If the king catch keeps climbing, fishery managers in Southcentral might have no choice but to follow the lead of fishery managers in Southeast and close the Cordova fishery to save kings. That would mean Cordova fishermen wouldn’t be able to fish for anything given the fish come back together and the kings are largely by-catch.

But the short-term, financial interest for the fishermen is in catching those very same kings because of their high value, and somebody is catching a significant number of kings. The fishery averaged four kings per landing (some fishermen may have made more than one landing) during the first opening. 

If Brockert caught none then, someone had to bring the average up by catching his four plus four more. The big king catch could be an indicator of a strong run as the fishermen believe, or it could be the unusually low water on the Copper so far this year has kept kings offshore and concentrated them to boost the harvet.

Fishery managers at this point have no real idea as to how many kings have escaped the fishery to get into the river.

Data gaps

A sonar that counts fish at Miles Lake had recorded 17,924 salmon upstream by the end of Wednesday. It was the best day of the season by far with 6,404 salmon passing the counter on the day. But the counter can’t tell one salmon from another. Still, more than 95 percent of the fish are believed to be sockeye. 

Were the 95 percent figure accurate, it would indicate that only 896 of the 24,000 kings spawners needed to sustain future runs have so far arrived, and this is the peak time for their return. But the sonar is nowhere near accurate enough to use for any sort of scientific estimate on king numbers.

A series of fish wheels operated by the Eyak Native Village under a contract with the U.S. Fish and Wildlife Service do provide a good, post-season estimate of in-river abundance using a scientifically tested mark-recapture program. But the wheels provide no in-season data on king salmon run strength. The state is working on a sonar that might be able to distinguish Chinook from sockeye, but such a system is years away even if the money can be found to test and then implement it.

 The fish wheel at Baird Canyon in the lower river had captured only 93 king salmon as of Wednesday; the number is largely meaningless. Mark-recapture programs work by calculating the difference between the number of fish marked at a fish wheel downstream and the number of marked fish caught at a fish wheel upstream.

The difference between those two numbers is then used to estimate how many fish the downstream fish wheel missed. With enough data, the counting system is pretty accurate, but there is not now enough data.

The upstream wheel at Canyon Creek has yet to catch a tagged fish. John Whissel, who oversees the program for Eyak, said he feels sorry for state fisheries biologist trying to pull an answer to the size of the Copper River king run out of a “mystery box.”

Eyak, he added, would like to be able to provide more data to improve fisheries management, but development of a Copper River counting program is going to take time. The Copper is a big, fast-moving glacial river that carries so much sediment downstream its has been compared to a slurry pipeline.

Whissel said he believes that it might be possible to pair new and better sonar technology with the fish wheels for a time and then use a mark-recapture program to help calibrate the sonar to count kings and sockeye.

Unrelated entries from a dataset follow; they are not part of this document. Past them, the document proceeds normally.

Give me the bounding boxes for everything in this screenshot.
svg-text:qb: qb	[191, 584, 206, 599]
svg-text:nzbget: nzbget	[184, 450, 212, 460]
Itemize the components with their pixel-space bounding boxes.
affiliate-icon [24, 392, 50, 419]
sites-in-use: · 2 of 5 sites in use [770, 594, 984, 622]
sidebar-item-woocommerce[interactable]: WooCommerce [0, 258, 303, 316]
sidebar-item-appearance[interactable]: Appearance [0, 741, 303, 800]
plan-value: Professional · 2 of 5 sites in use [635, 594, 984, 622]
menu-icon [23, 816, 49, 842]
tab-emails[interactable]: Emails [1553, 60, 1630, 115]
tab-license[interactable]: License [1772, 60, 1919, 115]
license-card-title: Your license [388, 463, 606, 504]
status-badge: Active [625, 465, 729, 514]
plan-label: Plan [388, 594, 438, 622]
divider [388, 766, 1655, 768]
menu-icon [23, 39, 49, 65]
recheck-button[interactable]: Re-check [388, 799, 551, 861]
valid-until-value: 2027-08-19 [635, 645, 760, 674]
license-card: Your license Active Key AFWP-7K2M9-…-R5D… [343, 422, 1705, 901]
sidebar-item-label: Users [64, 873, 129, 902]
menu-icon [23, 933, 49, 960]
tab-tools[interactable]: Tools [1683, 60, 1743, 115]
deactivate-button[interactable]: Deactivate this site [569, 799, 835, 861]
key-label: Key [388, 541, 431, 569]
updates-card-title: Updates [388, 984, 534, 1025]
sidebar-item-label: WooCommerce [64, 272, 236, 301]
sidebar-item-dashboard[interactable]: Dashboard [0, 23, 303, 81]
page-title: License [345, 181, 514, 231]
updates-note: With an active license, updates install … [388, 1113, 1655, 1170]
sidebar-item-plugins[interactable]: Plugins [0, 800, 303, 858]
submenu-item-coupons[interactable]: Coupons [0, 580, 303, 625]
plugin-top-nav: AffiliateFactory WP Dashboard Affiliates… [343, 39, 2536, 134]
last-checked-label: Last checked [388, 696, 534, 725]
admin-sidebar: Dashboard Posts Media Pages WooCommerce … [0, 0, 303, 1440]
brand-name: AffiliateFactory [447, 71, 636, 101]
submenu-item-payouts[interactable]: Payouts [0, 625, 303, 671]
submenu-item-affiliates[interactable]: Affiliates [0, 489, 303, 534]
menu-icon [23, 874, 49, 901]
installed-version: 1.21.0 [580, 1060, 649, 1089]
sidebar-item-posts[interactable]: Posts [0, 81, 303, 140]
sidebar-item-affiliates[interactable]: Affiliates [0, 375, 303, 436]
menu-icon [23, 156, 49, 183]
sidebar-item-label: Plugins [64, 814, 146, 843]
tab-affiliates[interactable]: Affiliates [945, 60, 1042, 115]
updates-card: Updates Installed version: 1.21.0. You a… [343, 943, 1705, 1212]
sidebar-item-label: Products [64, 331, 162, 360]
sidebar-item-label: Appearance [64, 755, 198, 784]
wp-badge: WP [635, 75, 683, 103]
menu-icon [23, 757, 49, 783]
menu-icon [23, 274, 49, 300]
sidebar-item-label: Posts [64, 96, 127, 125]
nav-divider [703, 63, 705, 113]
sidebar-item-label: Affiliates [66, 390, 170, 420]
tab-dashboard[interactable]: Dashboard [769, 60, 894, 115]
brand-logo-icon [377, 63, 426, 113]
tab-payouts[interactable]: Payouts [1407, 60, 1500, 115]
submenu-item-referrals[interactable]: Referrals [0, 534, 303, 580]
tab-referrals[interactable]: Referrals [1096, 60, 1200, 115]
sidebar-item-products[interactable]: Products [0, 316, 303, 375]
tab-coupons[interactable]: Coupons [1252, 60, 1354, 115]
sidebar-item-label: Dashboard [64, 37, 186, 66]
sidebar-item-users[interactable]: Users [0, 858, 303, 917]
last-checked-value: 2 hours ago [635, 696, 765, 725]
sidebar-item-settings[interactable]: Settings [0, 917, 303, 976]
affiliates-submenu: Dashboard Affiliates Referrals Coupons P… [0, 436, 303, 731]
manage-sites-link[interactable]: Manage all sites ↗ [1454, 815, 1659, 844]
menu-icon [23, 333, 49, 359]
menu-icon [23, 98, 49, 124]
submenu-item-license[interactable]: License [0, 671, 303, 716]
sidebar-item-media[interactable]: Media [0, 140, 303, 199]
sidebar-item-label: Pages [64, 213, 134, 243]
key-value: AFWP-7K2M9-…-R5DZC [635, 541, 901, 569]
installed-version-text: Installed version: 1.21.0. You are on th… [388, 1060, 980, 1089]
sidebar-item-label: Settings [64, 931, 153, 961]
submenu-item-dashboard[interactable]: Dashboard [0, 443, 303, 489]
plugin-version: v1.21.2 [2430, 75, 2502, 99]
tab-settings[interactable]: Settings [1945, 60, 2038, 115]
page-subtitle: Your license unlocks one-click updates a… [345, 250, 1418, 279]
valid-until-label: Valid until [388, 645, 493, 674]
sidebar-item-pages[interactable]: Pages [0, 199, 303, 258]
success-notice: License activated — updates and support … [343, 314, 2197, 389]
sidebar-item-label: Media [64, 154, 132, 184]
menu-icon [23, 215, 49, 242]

But that’s years away, he said, and would cost hundreds of thousands of dollars to implement at a time when both the state and federal governments are strapped for cash.

That leaves fishery managers caught in a box of their own. The simple solution in Southeast was to close the lid and be done with the problem, but the Southeast troll fishery is nowhere near as valuable as the Copper River king and sockeye fishery.

Copper River is the best known salmon brand in Alaska, which is what makes the fish especially valuable. They are the Romanee Conti of Alaska salmon. 

CORRECTION: This story was modified from the original on May 30, 2017 to correct some errors in the description of how the Eyak fish wheels work.